The sold-out show proved nostalgic for its audience, who often gasped, chortled and audibly remarked when cast members re-enacted their favorites—many of which hadn’t been performed live in decades.
“Found Farwell” demonstrated in one delightfully orchestrated package, the particular brand of magic that made the Found Theatre’s plays, most of which were original, so distinct. The plays, which were often satirical and designed to provoke thought about social issues at the time, were always delivered with wacky, slapstick and over-the-top comedy. Even the plays with more serious undertones, such as “One Tit Wonder,” about theater founder Cynthia Galles struggles with breast cancer, were fortified with the absurd—just picture cast members donning shirts sewn with giant, squishy makeshift breasts.
But some of the Found’s most iconic plays came from off-the-cuff ideas. From horror stories told by flight attendants close to the troupe, the Found created “Beyond the Valley of the Flight Attendants,” a play so popular it helped pull the theater through a financial rough patch and inspired several other offshoots including “Flight Attendants in Outer Space” and “Retired Flight Attendants.”
Between skits were videos of past performances and interview clips from Galles, the theater’s founder and passionate leader, who spoke of her trials and triumphs with the theater in a documentary by Michael Dale Brown. Galles died from breast cancer in November 2005, only months after the Found Theatre was built at City Complex. After her death, Virginia DeMoss stepped up as executive director.
“Virginia kept it going for us because she loved Cynthia and loved Cynthia’s ideas,” said actress Joyce Hackett, 73, who joined the Found team 46 years ago and is the oldest surviving member. “It was a real magical place…you could play parts that you never dreamed you could play.”
“Found Farwell” was also a spectacle of gratitude. Maha Afra, owner of local multi-cultural dance troupe Maha and Company sang praises of DeMoss, who allowed her company to dance and host events at the theater.
“Virginia DeMoss, she took a chance on us,” Afra said, with evident emotion before she and dancer Jasmin Medina launched into a celebratory Middle Eastern-style dance routine.

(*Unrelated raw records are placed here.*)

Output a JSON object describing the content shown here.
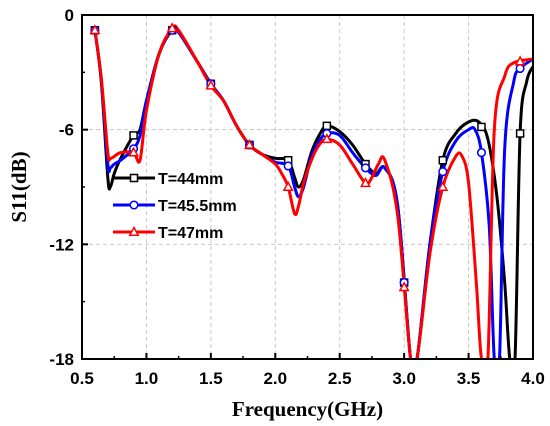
{
  "chart_data": {
    "type": "line",
    "xlabel": "Frequency(GHz)",
    "ylabel": "S11(dB)",
    "xlim": [
      0.5,
      4.0
    ],
    "ylim": [
      -18,
      0
    ],
    "x_ticks": [
      0.5,
      1.0,
      1.5,
      2.0,
      2.5,
      3.0,
      3.5,
      4.0
    ],
    "y_ticks": [
      -18,
      -12,
      -6,
      0
    ],
    "x_tick_labels": [
      "0.5",
      "1.0",
      "1.5",
      "2.0",
      "2.5",
      "3.0",
      "3.5",
      "4.0"
    ],
    "y_tick_labels": [
      "-18",
      "-12",
      "-6",
      "0"
    ],
    "grid": true,
    "legend_position": "left-middle",
    "series": [
      {
        "name": "T=44mm",
        "color": "#000000",
        "marker": "square",
        "points": [
          [
            0.6,
            -0.8
          ],
          [
            0.65,
            -3.5
          ],
          [
            0.7,
            -8.5
          ],
          [
            0.72,
            -9.0
          ],
          [
            0.75,
            -8.3
          ],
          [
            0.8,
            -7.5
          ],
          [
            0.9,
            -6.3
          ],
          [
            0.95,
            -6.0
          ],
          [
            1.0,
            -4.5
          ],
          [
            1.1,
            -2.0
          ],
          [
            1.2,
            -0.8
          ],
          [
            1.25,
            -0.9
          ],
          [
            1.4,
            -2.5
          ],
          [
            1.5,
            -3.6
          ],
          [
            1.6,
            -4.5
          ],
          [
            1.7,
            -5.8
          ],
          [
            1.8,
            -6.8
          ],
          [
            1.9,
            -7.3
          ],
          [
            2.0,
            -7.5
          ],
          [
            2.1,
            -7.6
          ],
          [
            2.15,
            -8.5
          ],
          [
            2.18,
            -9.0
          ],
          [
            2.22,
            -8.6
          ],
          [
            2.28,
            -7.2
          ],
          [
            2.34,
            -6.3
          ],
          [
            2.4,
            -5.8
          ],
          [
            2.5,
            -6.1
          ],
          [
            2.6,
            -6.8
          ],
          [
            2.7,
            -7.8
          ],
          [
            2.78,
            -8.3
          ],
          [
            2.85,
            -8.0
          ],
          [
            2.95,
            -10.0
          ],
          [
            3.05,
            -18.0
          ],
          [
            3.1,
            -18.0
          ],
          [
            3.2,
            -12.0
          ],
          [
            3.3,
            -7.6
          ],
          [
            3.4,
            -6.2
          ],
          [
            3.5,
            -5.6
          ],
          [
            3.58,
            -5.6
          ],
          [
            3.65,
            -6.5
          ],
          [
            3.72,
            -9.5
          ],
          [
            3.78,
            -14.0
          ],
          [
            3.82,
            -18.0
          ],
          [
            3.86,
            -18.0
          ],
          [
            3.9,
            -6.2
          ],
          [
            3.95,
            -3.5
          ],
          [
            4.0,
            -2.7
          ]
        ]
      },
      {
        "name": "T=45.5mm",
        "color": "#0000ff",
        "marker": "circle",
        "points": [
          [
            0.6,
            -0.8
          ],
          [
            0.65,
            -3.4
          ],
          [
            0.7,
            -7.8
          ],
          [
            0.72,
            -8.0
          ],
          [
            0.75,
            -7.8
          ],
          [
            0.8,
            -7.6
          ],
          [
            0.9,
            -7.0
          ],
          [
            0.95,
            -6.3
          ],
          [
            1.0,
            -4.5
          ],
          [
            1.1,
            -2.0
          ],
          [
            1.2,
            -0.8
          ],
          [
            1.25,
            -0.9
          ],
          [
            1.4,
            -2.5
          ],
          [
            1.5,
            -3.6
          ],
          [
            1.6,
            -4.5
          ],
          [
            1.7,
            -5.8
          ],
          [
            1.8,
            -6.8
          ],
          [
            1.9,
            -7.3
          ],
          [
            2.0,
            -7.7
          ],
          [
            2.1,
            -7.9
          ],
          [
            2.15,
            -9.0
          ],
          [
            2.18,
            -9.5
          ],
          [
            2.22,
            -9.0
          ],
          [
            2.28,
            -7.4
          ],
          [
            2.34,
            -6.6
          ],
          [
            2.4,
            -6.2
          ],
          [
            2.5,
            -6.3
          ],
          [
            2.6,
            -7.2
          ],
          [
            2.7,
            -8.0
          ],
          [
            2.78,
            -8.4
          ],
          [
            2.85,
            -8.0
          ],
          [
            2.95,
            -10.0
          ],
          [
            3.05,
            -18.0
          ],
          [
            3.1,
            -18.0
          ],
          [
            3.2,
            -12.0
          ],
          [
            3.3,
            -8.2
          ],
          [
            3.4,
            -6.6
          ],
          [
            3.5,
            -6.0
          ],
          [
            3.55,
            -6.0
          ],
          [
            3.6,
            -7.2
          ],
          [
            3.66,
            -11.0
          ],
          [
            3.7,
            -18.0
          ],
          [
            3.74,
            -18.0
          ],
          [
            3.78,
            -7.0
          ],
          [
            3.85,
            -3.5
          ],
          [
            3.9,
            -2.8
          ],
          [
            4.0,
            -2.3
          ]
        ]
      },
      {
        "name": "T=47mm",
        "color": "#ff0000",
        "marker": "triangle",
        "points": [
          [
            0.6,
            -0.8
          ],
          [
            0.65,
            -3.3
          ],
          [
            0.7,
            -7.2
          ],
          [
            0.72,
            -7.5
          ],
          [
            0.75,
            -7.4
          ],
          [
            0.8,
            -7.2
          ],
          [
            0.9,
            -7.2
          ],
          [
            0.95,
            -7.6
          ],
          [
            1.0,
            -5.0
          ],
          [
            1.1,
            -2.0
          ],
          [
            1.2,
            -0.7
          ],
          [
            1.25,
            -0.8
          ],
          [
            1.4,
            -2.5
          ],
          [
            1.5,
            -3.7
          ],
          [
            1.6,
            -4.5
          ],
          [
            1.7,
            -5.8
          ],
          [
            1.8,
            -6.8
          ],
          [
            1.9,
            -7.3
          ],
          [
            2.0,
            -7.8
          ],
          [
            2.05,
            -8.3
          ],
          [
            2.1,
            -9.0
          ],
          [
            2.15,
            -10.4
          ],
          [
            2.18,
            -10.0
          ],
          [
            2.22,
            -8.8
          ],
          [
            2.28,
            -7.6
          ],
          [
            2.34,
            -6.8
          ],
          [
            2.4,
            -6.5
          ],
          [
            2.5,
            -6.8
          ],
          [
            2.6,
            -7.8
          ],
          [
            2.7,
            -8.8
          ],
          [
            2.75,
            -8.5
          ],
          [
            2.8,
            -7.8
          ],
          [
            2.85,
            -7.6
          ],
          [
            2.95,
            -10.5
          ],
          [
            3.05,
            -18.0
          ],
          [
            3.1,
            -18.0
          ],
          [
            3.2,
            -12.5
          ],
          [
            3.3,
            -9.0
          ],
          [
            3.4,
            -7.4
          ],
          [
            3.45,
            -7.4
          ],
          [
            3.5,
            -8.8
          ],
          [
            3.56,
            -14.0
          ],
          [
            3.6,
            -18.0
          ],
          [
            3.65,
            -18.0
          ],
          [
            3.7,
            -6.0
          ],
          [
            3.78,
            -3.2
          ],
          [
            3.85,
            -2.5
          ],
          [
            4.0,
            -2.3
          ]
        ]
      }
    ]
  }
}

Jesse Seann Atkinson who performed several songs during the show was equally sentimental, “as soon as I walked in, I was home,” he recalled of his first time at the Found Theatre. Atkinson is the founder and artistic director of Mid-World Players, a local theater troupe that helped the Found during the pandemic in large part by putting on live-streamed shows. DeMoss had intended for the Mid World Players to carry the Found mantle until the demolition dashed their plans.
“We’re looking for a space, the Found will go on,” Atkinson said.
At the end of the show, DeMoss was honored with a standing ovation. She closed with positive words.
“We’re gonna keep going,” she said. “We will rise again.”